Sweeney responded that that the law was a fix for a handful of elected officials who were taken out because of an interpretation of the 2007 law.

"Every pension I've been involved in when you're vested, you're not supposed to be taken out. We thought they were taken out not legally," he said. "As of 2007, someone who never held office who now holds office, doesn't get pension, doesn't get health insurance."

He said the issue was being used by the unions to distract from the real problem off the growing pension and health care liabilities, which he said threaten to swamp the state's finances and leave no money for other priorities.

"I came up with a plan. I get you might not like the plan but then what's your plan? Tax millionaires?" Sweeney said, adding that a so-called millionaires tax proposed by Murphy won't solve the issue and will cause more wealthy residents to leave the state.
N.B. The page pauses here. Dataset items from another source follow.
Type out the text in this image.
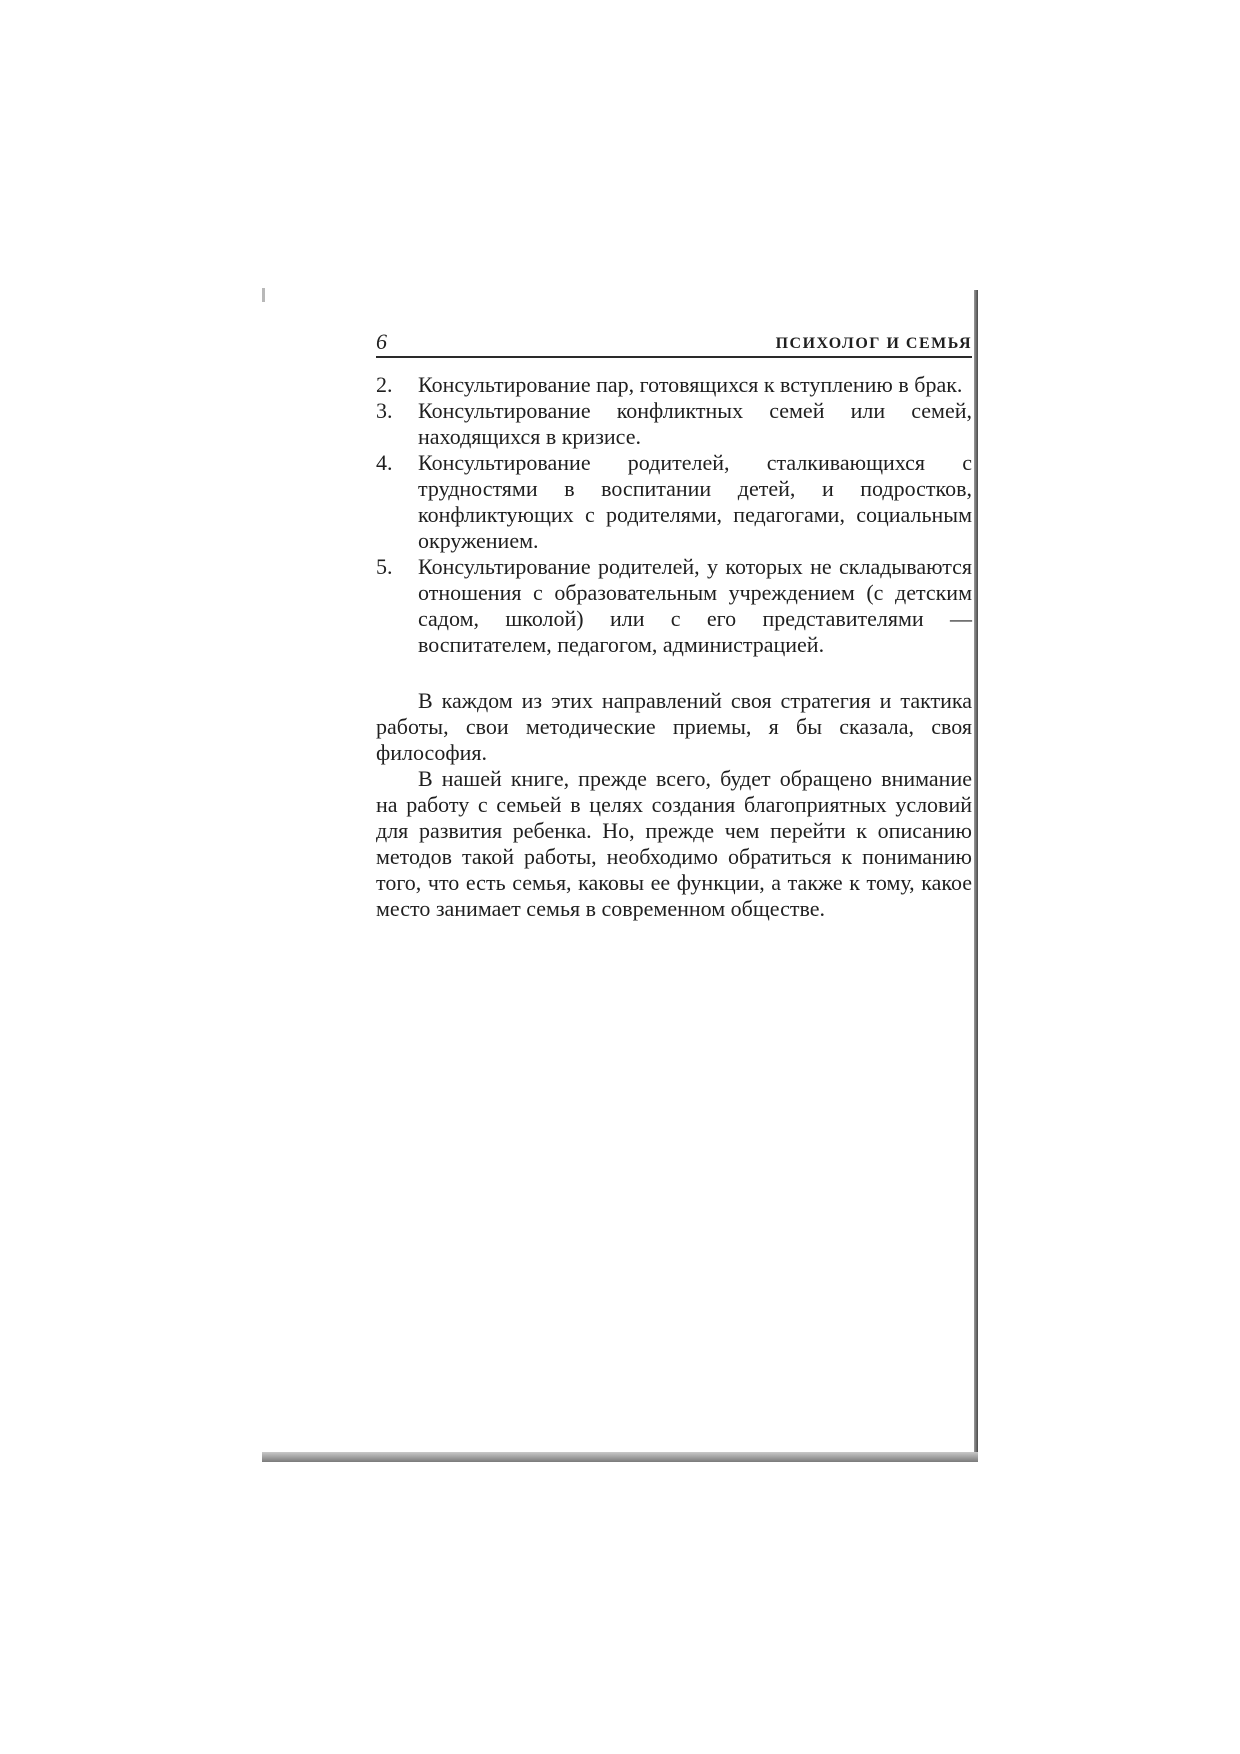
6	ПСИХОЛОГ И СЕМЬЯ
2.	Консультирование пар, готовящихся к вступлению в брак.
3.	Консультирование конфликтных семей или семей, находящихся в кризисе.
4.	Консультирование родителей, сталкивающихся с трудностями в воспитании детей, и подростков, конфликтующих с родителями, педагогами, социальным окружением.
5.	Консультирование родителей, у которых не складываются отношения с образовательным учреждением (с детским садом, школой) или с его представителями — воспитателем, педагогом, администрацией.

В каждом из этих направлений своя стратегия и тактика работы, свои методические приемы, я бы сказала, своя философия.

В нашей книге, прежде всего, будет обращено внимание на работу с семьей в целях создания благоприятных условий для развития ребенка. Но, прежде чем перейти к описанию методов такой работы, необходимо обратиться к пониманию того, что есть семья, каковы ее функции, а также к тому, какое место занимает семья в современном обществе.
"When we tax more people, more people will leave," he said. "And with the (state and local taxes deduction cap) that just happened in Washington, we haven't even seen the problems that are coming because people can't write off more than $10,000 of their property taxes."

Maura Collinsgru, a health care advocate with the liberal group, New Jersey Citizen Action, called on the state to use the leverage of its 800,000 workers enrolled in health care plans to negotiate price reductions from health care providers.

"It's the price. Not the benefit," she said.

Sweeney responded that there were discussions about merging the State Health Benefits Program and the School Employees' Health Benefits Program in order to reduce costs but that labor rejected to proposal.

Afterwards, he said the town hall was an opportunity for workers and other residents to express their opinions and for him to listen. But he also insisted that many more residents are fed up with the state's high tax burden and want lawmakers to craft a fix.

"I'm giving people a chance to speak their mind. But I can tell you there are a lot of people who aren't here who are being affected by high taxes who are ready to leave the state," he said. "We're going to move forward and fix what's wrong here."